Begitu Daeng Upas berkelebat, Raka Pradesa tampak masih tegak dengan wajah cemas. Dia sesekali menatap ke arah pintu Istana Hantu, lalu ke arah berkelebatnya orang yang membawa Joko Sableng. Kejap kemudian dia berkelebat ke arah orang yang membawa tubuh Pendekar 131.

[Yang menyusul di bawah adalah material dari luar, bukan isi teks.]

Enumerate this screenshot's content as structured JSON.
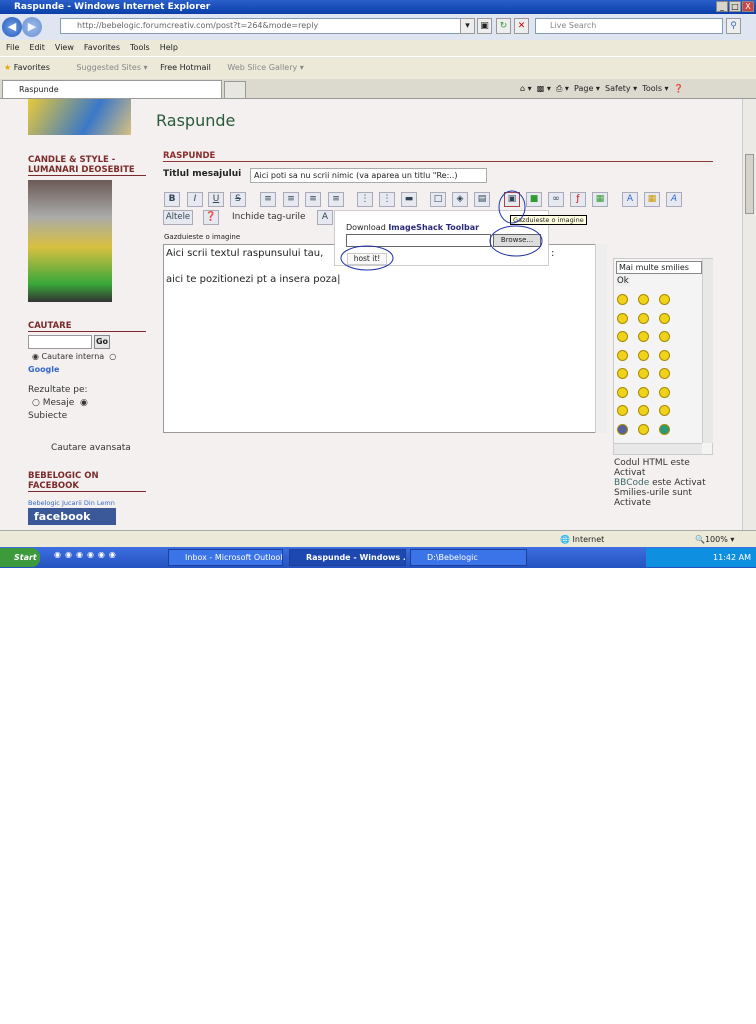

Daeng Upas yang telah berada kembali tak jauh dari Raka Pradesa manggut-manggut. Lalu sekali bergerak, tubuhnya melesat menyusul Raka Pradesa.
********************
BAB 11
SOSOK hijau yang di pundaknya tampak memanggul orang itu berkelebat cepat. Pada satu tempat, dia berhenti. Kepalanya berpaling kekiri kanan. Lalu perlahan-lahan dia menurunkan orang di pundaknya di atas tanah. Dia tampak mengawasi orang yang baru saja digeletakkan. Dari mulutnya terdengar gumaman tidak jelas. Tangan kanannya lalu bergerak dan jari telunjuknya ditekankan pada beberapa bagian tubuh orang yang di atas tanah.
Perlahan-lahan orang di atas tanah buka kelopak matanya. Orang ini yang bukan lain adalah murid Pendeta Sinting Pendekar Pedang Tumpul 131 Joko Sableng tampak melengak lalu tersurut ke belakang. Namun dia segera meringis saat dadanya terasa nyeri dan sekujur tubuhnya laksana ditusuk jarum kala menggerakkan tubuh. Joko kernyitkan dahi.
"Jangan-jangan ini akibat asap yang menghantamku dari dalam Istana..."
"Kau masih dalam keadaan terluka. Harap tidak banyak bergerak dahulu!"
Joko pandangi orang di hadapannya. Ternyata dia adalah seorang gadis muda berparas cantik jelita mengenakan pakaian warna hijau. Rambutnya panjang sepinggang diikat dengan pita kembang-kembang. Kulitnya putih kekuningan dengan lesung pipit di kedua pipinya. Sepasang matanya bundar ditingkah dengan bulu mata panjang dan lentik.
"Terima kasih...! Siapa kau?" tanya Pendekar 131.
Si gadis tersenyum. "Di sini bukan tempat yang baik untuk terangkan diri. Aku hanya meyakinkanmu apakah kau masih bisa bertahan dari cederamu!"
Murid Pendeta Sinting perhatikan dirinya. "Aku... Kurasa aku masih..."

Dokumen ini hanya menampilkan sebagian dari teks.